STUART: Five years ago, I met a guy named Nick online at a UK-based gay matchmaking site called Gaydar. In our ensuing email communications, we realized that we had a lot in common, so we decided to meet for dinner.
When we met, there was an instant physical attraction… but that is where it stopped. Both of us – exhausted from work – defaulted to our “I’m tired” behavior: I couldn’t stop talking (about myself) and Nick completely shut down, offering only monosyllabic responses. We left the date with very different impressions: Nick thought I was pompous and I thought he was a dud.
The next couple of days gave us a chance to think and review our past emails. We both reflected that the other had been good “on paper;” why not give it a chance? Despite lingering reservations, we sent each other emails – they literally crossed at the same time — suggesting getting together again. The second data was a revelation – it was like seeing each other for the first time… and we liked what we saw. We’ve been together five years now and – thanks to the recent CA Supreme Court decision – are getting married on August 6, five years to the day we met.

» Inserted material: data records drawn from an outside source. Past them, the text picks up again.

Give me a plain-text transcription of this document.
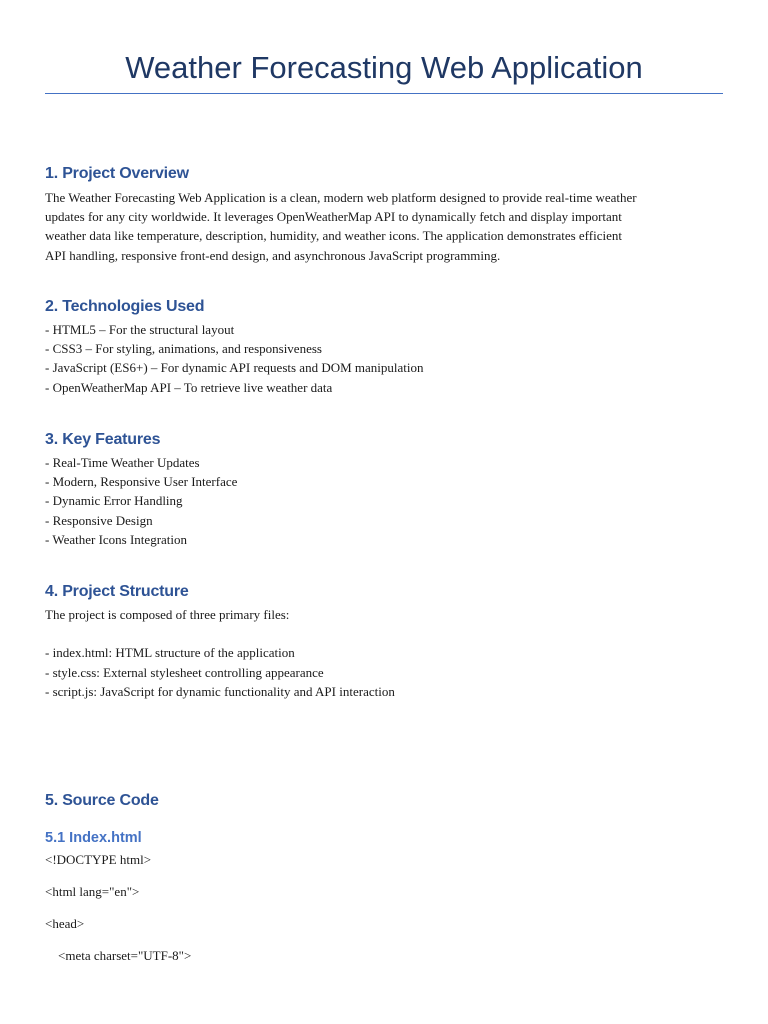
Weather Forecasting Web Application
1. Project Overview
The Weather Forecasting Web Application is a clean, modern web platform designed to provide real-time weather
updates for any city worldwide. It leverages OpenWeatherMap API to dynamically fetch and display important
weather data like temperature, description, humidity, and weather icons. The application demonstrates efficient
API handling, responsive front-end design, and asynchronous JavaScript programming.
2. Technologies Used
- HTML5 – For the structural layout
- CSS3 – For styling, animations, and responsiveness
- JavaScript (ES6+) – For dynamic API requests and DOM manipulation
- OpenWeatherMap API – To retrieve live weather data
3. Key Features
- Real-Time Weather Updates
- Modern, Responsive User Interface
- Dynamic Error Handling
- Responsive Design
- Weather Icons Integration
4. Project Structure
The project is composed of three primary files:
- index.html: HTML structure of the application
- style.css: External stylesheet controlling appearance
- script.js: JavaScript for dynamic functionality and API interaction
5. Source Code
5.1 Index.html
<!DOCTYPE html>
<html lang="en">
<head>
<meta charset="UTF-8">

The lesson here is that if the first meeting – or couple of meetings – doesn’t work out…. If there are strong negative feelings that you can’t really account for… I ALWAYS advise people to give it another chance. It works. One of my closest friends – a beautiful former model – did not have a relationship for nearly 20 years; I intro’d her to a fellow who was a notorious serial dater. But they seemed right to me: a yin to the other’s yang. After the first… second… third date, she tried to bail, telling me there was no chemistry; after Date 4, she called me with “Wow.” The immovable object finally met the irresistible force… and they have been together four years.